I primi anni del Novecento, pur se segnati dalla neutralità spagnola durante la Prima Guerra Mondiale, non portarono stabilità. La monarchia spagnola, fin dai primi anni del Novecento, aveva cercato di favorire l'introduzione nel paese di un regime parlamentare moderno dominato da liberali e conservatori. Tuttavia, questo tentativo fu presto scosso da crisi violente come la Settimana Tragica a Barcellona, i primi moti separatisti, alcuni attentati allo stesso Alfonso XIII e l'assassinio del ministro José Canalejas Méndez. Queste frequenti instabilità convinsero il re ad una linea più autoritaria verso la debole e corrotta democrazia liberale.
Un secondo periodo di forte crisi si aprì nel 1917, con sconvolgimenti economici e l'influenza del vento socialista proveniente dalla Russia della Rivoluzione d'ottobre. Anche sul piano estero, la Spagna faticava. Tra il 1921 e il 1926, con l'aiuto dei francesi, il Paese si trovò a dover combattere la ribellione delle zone conquistate del Marocco. Questa guerra lunga e costosa ridusse ulteriormente la popolarità del Regno di Alfonso XIII, togliendo agli spagnoli altri ventitremila soldati. Il disastro militare di Anoual (1921) diede nuova esca all'indignazione popolare, che reclamò un'inchiesta sulle responsabilità del re e dei suoi generali. In queste condizioni maturò il pronunciamiento di Primo de Rivera y Orbaneja.
Miguel Primo de Rivera: Ascesa al Potere e Istituzione della Dittatura
Miguel Primo de Rivera y Orbaneja, generale e uomo politico spagnolo, nacque a Cadice nel 1870 e morì a Parigi nel 1930. Dopo l'Accademia militare, conseguì una brillante carriera durante le campagne di Cuba, Filippine e Marocco. Ebbe un ruolo determinante nel momento della crisi causata dalla depressione del dopoguerra (1918-19) e soprattutto dalla questione del Marocco, che opponeva il re e l'esercito, decisi a domare la "ribellione" dei marocchini, ai fragili governi democratici e all'opinione pubblica, contrari alla continuazione dell'estenuante e costosissima guerra. Questo dissidio fu esasperato da violente controversie sociali ed economiche.
Il 13 settembre 1923, stanco di troppi governi effimeri, Alfonso XIII accettò il golpe militare del capitano-generale Miguel Primo de Rivera. Il colpo di stato, ispirandosi alla Marcia su Roma di Mussolini dell'anno precedente, cancellò senza colpo ferire il regime costituzionale spagnolo. Primo de Rivera, all'epoca capitano generale della Catalogna, salì al potere con l'appoggio di tutto l'esercito, dei latifondisti, dei sindacati e degli imprenditori catalani. Con un semplice proclama, fece ritirare il primo ministro Garcia Prieto.

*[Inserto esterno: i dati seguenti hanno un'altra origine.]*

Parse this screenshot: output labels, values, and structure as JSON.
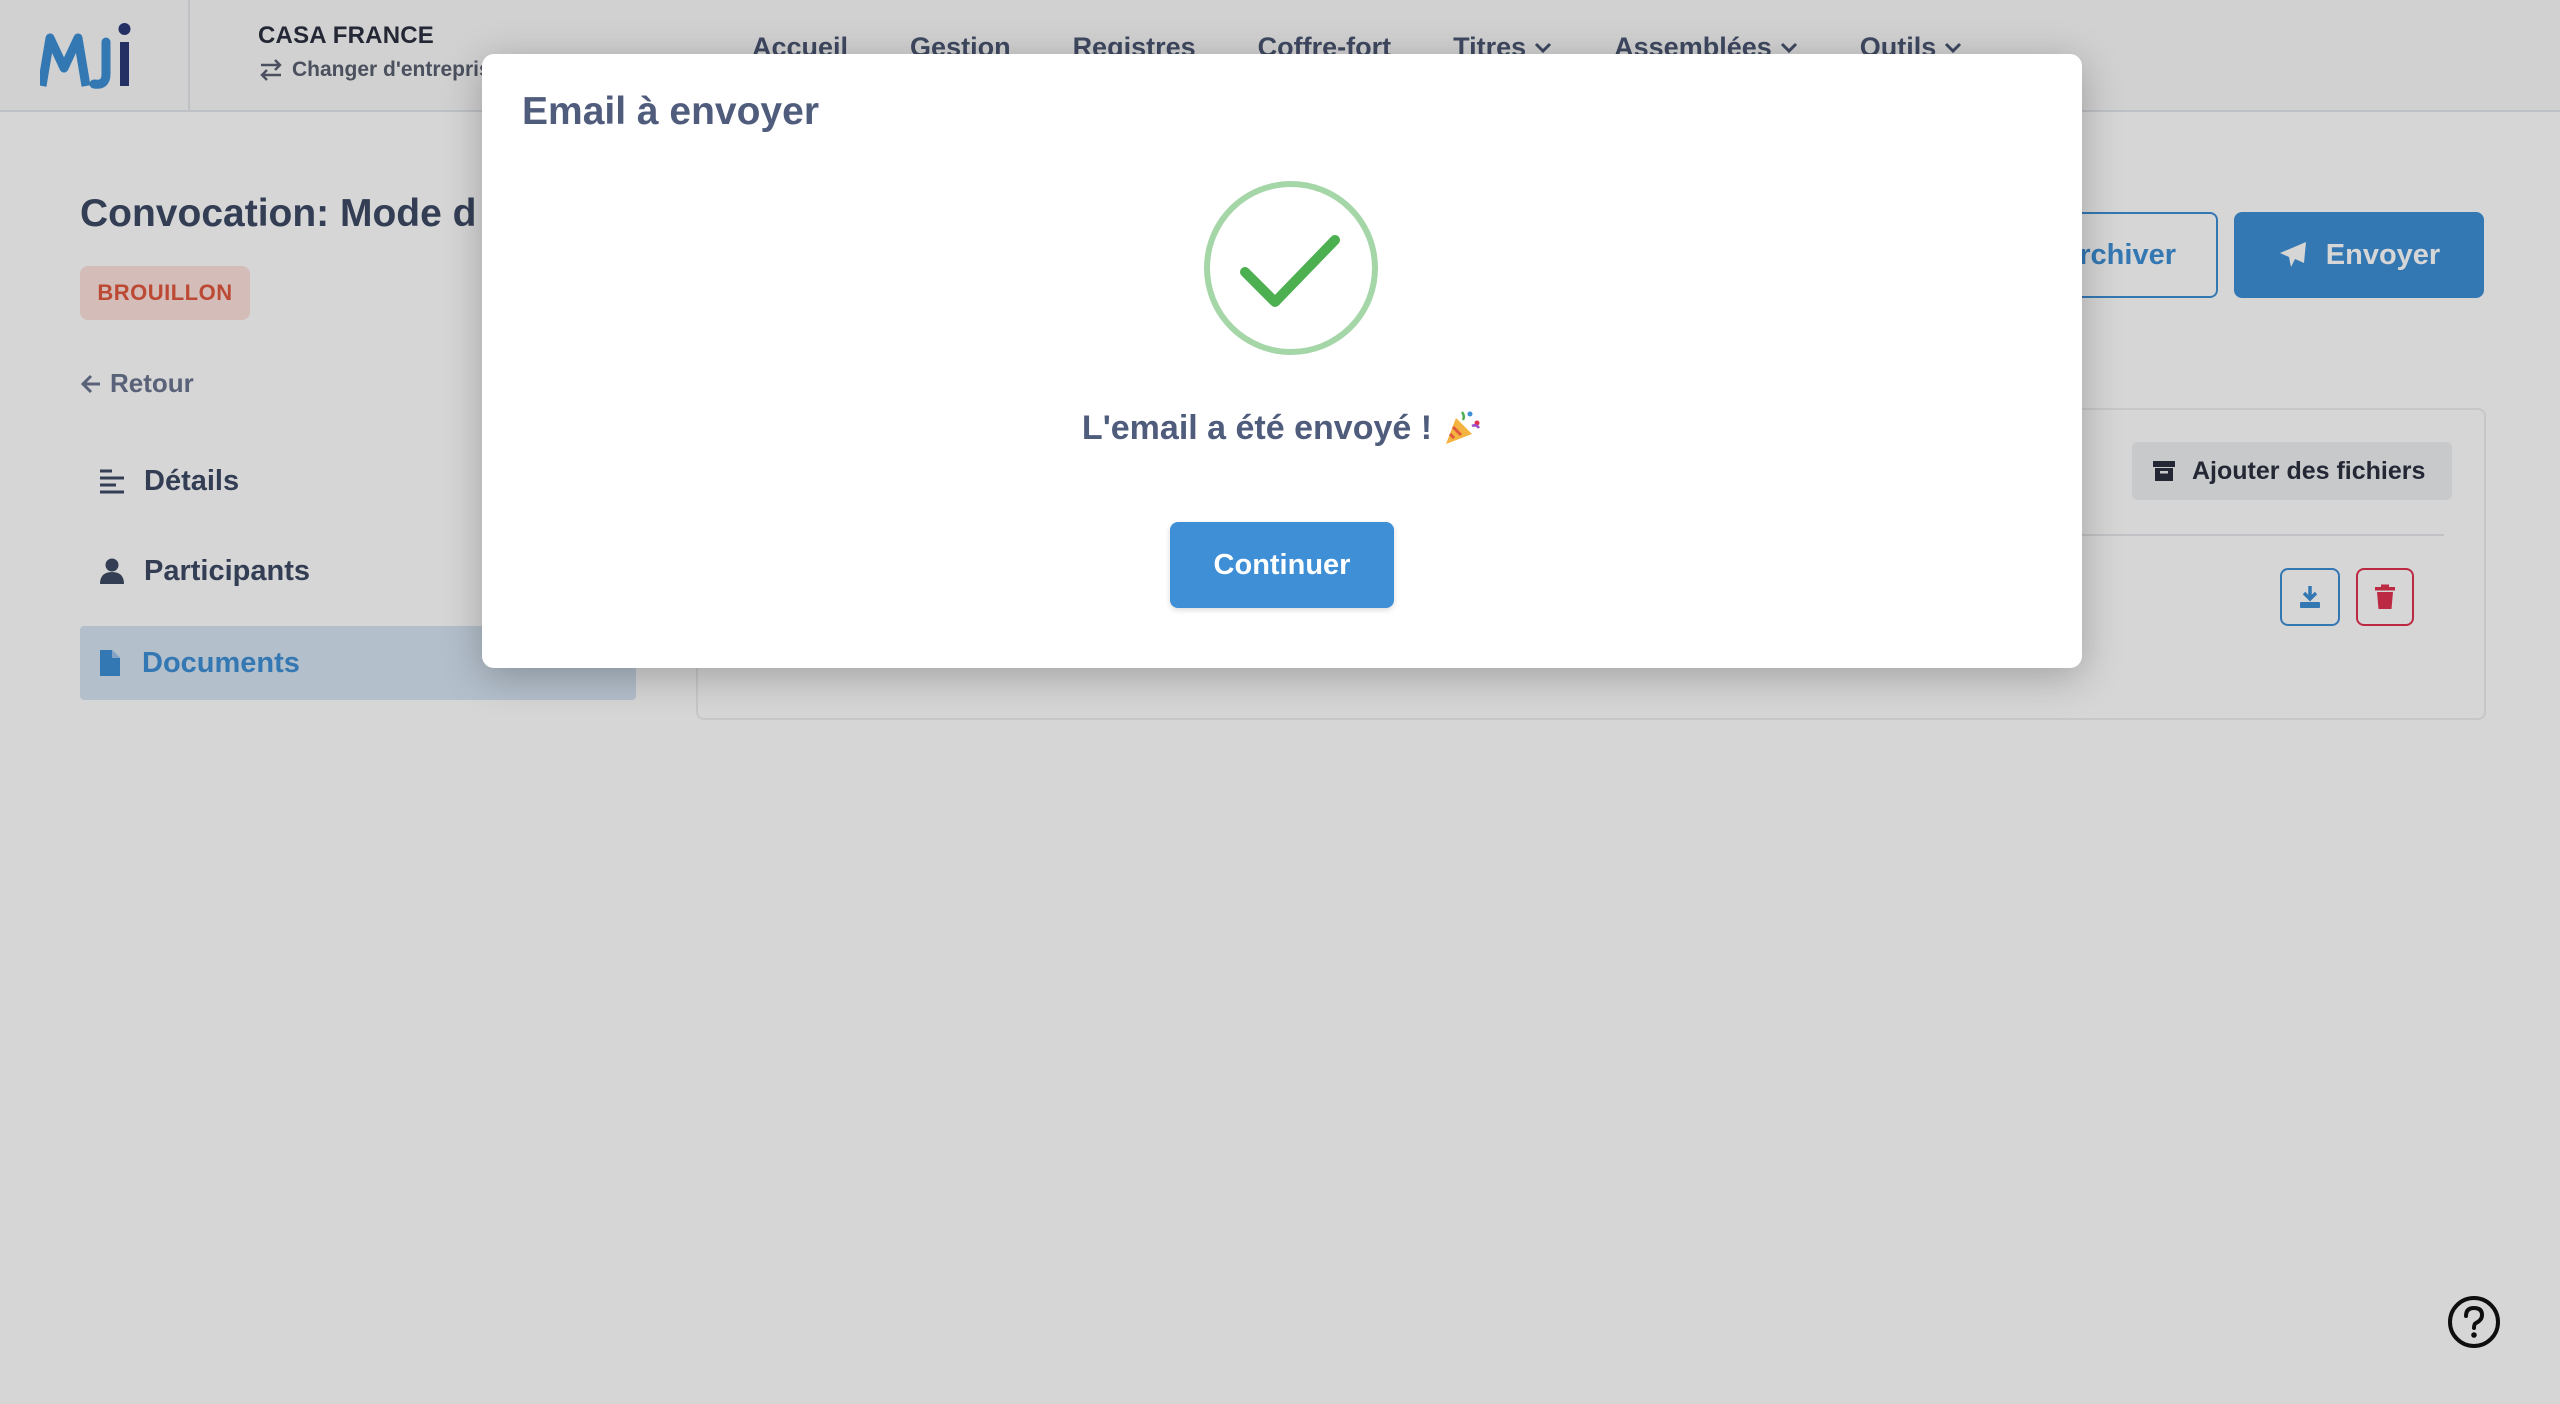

La dittatura di Primo de Rivera fu un regime autoritario e militare che governò il Regno di Spagna dal 1923 al 1930. Come primo atto, Rivera, durante la prima fase del suo regime, quella del Direttorio militare composto da militari e tecnici (tra il 1923 e il 1925), sospese la Costituzione, istituì la legge marziale, impose una rigida censura e bandì tutti i partiti politici, alcuni dei quali sopravvissero solo in clandestinità. In questo periodo, pacificò definitivamente il Marocco spagnolo dopo la guerra del Rif, ristabilì il credito nazionale e portò avanti una politica di lavori pubblici, creando un'atmosfera di euforia economica.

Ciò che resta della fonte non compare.